Inspired by the realization that the modern artist was usually perceived as “a kind of heroic male expressing his individuality,” Braude works to dispel such notions, focusing on women artists involved with spirituality “who repurpose the figure, who expand the boundaries of the self in what they depict in ways that are spiritually inspired, that are about connecting with the infinite, not about self-expression in the way that we often think of the male body.” (Read more about Braude's involvement in commissioning a permanent piece of art to the HDS campus by artist and Mashpee Wampanoag tribal member Ramona Peters.)

Though not all artists, of course, the scholars of the WSRP are creating their own paths of knowledge. And the need for such scholarship remains an urgent motivation.

Though almost a half-century later, the issues of equality that women first brought to the Divinity School, such as opportunity within one’s denomination and the leadership positions available, are far from resolved. Many of the largest religious groups in the country still exclude women from the highest leadership roles.

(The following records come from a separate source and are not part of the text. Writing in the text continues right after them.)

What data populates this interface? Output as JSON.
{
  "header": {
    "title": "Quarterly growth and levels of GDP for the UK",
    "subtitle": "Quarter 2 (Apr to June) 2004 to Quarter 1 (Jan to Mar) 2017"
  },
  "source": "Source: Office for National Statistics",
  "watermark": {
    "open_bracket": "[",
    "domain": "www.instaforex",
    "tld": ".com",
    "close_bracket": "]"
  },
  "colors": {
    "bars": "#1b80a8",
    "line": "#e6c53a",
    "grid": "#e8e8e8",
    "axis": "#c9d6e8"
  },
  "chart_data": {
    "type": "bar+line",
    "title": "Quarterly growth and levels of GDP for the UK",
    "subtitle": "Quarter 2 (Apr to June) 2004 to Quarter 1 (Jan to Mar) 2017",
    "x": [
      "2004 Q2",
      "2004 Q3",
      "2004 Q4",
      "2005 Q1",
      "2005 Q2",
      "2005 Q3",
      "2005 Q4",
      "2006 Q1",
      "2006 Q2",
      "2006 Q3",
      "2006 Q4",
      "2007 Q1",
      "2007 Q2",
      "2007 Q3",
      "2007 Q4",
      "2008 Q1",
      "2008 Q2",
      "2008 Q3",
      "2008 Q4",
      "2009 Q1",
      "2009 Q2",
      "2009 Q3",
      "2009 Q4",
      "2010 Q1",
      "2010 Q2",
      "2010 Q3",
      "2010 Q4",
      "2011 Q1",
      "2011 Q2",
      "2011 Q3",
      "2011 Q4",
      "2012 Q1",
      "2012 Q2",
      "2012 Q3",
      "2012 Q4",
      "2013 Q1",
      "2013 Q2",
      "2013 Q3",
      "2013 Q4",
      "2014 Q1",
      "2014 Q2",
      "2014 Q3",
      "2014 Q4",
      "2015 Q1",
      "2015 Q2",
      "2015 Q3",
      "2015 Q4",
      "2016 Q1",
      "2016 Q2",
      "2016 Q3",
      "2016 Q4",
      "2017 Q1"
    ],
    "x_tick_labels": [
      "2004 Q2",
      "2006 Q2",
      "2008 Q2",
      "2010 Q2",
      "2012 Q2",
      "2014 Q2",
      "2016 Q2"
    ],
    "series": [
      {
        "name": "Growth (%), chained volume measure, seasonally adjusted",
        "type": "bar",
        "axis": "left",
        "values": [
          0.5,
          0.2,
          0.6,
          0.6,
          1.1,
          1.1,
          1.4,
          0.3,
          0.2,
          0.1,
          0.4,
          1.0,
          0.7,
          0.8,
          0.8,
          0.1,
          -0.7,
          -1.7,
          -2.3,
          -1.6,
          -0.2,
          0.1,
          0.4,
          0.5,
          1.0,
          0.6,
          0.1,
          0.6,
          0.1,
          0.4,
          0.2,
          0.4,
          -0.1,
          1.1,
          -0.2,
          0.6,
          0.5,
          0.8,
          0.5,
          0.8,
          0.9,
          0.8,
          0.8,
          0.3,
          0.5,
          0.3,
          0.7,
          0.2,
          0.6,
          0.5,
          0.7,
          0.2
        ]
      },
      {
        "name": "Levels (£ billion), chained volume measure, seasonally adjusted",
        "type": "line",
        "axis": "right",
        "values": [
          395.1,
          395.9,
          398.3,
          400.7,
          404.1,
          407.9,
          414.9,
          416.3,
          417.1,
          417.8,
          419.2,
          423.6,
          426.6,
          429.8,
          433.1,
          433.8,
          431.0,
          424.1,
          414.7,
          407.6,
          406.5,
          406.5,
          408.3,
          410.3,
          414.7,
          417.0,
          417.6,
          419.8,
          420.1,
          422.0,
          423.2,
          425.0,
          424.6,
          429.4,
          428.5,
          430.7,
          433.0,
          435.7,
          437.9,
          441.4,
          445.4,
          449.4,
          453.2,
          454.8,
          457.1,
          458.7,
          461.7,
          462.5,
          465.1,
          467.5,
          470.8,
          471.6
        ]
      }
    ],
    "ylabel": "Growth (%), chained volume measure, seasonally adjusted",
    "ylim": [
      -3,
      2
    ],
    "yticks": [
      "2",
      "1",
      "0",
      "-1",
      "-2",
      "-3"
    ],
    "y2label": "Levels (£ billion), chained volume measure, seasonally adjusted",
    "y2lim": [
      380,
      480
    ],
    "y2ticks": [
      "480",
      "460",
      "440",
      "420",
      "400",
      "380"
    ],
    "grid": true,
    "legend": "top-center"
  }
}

Amongst the frustrations of building a “new” and lasting body of scholarship centering women’s stories is the fact that many of the female predecessors working decades and even centuries prior to the founding of the WSRP have consistently been ignored, forgotten, or erased.
 

“Women have been viewing the Bible as a pathway to women's equality for centuries,” Braude said. “But it has not made its way into the canon, it has not made its way into the structures of religious organizations. Men have thousands of years of religious scholarship, performed exclusively by men, for men, from a male point of view. Men were the only ones who had access to education and access to the languages, access to the technical and intellectual and scholastic skills. There were always women with stories. There were always women intellectuals. There were always women asking questions. But there wasn't an institutionalized way to build.”

Such a lack of permanence regarding women’s rights and women’s issues—scholarly, religious, political, and beyond—underscores the importance of the WSRP and its research associates. Roe v. Wade being overturned, for example, illustrates how any progress made can easily be revoked.

Thus, according to Braude, “the need for scholarship, the need for exploration of intersections of religion and gender, continues very strongly. When one group thinks they are done with it, another group picks it up. So there's always somebody for whom it's urgent.”

With Harvard and HDS as a platform, the WSRP serves as a model for what such a successful program of study can look like. The individual work of the research associates, and the collective body of work they are contributing to, inherently demands that the world shift its gaze to the stories of women and religion that were so often overlooked.

The Carriage House, expertly helmed by Tracy Wall, the WSRP coordinator, is indeed a home—a “creative fringe”—for the scholars that mine stories out of necessity, the community they share, and the trailblazing scholarship that will surely change the lives of many for the better.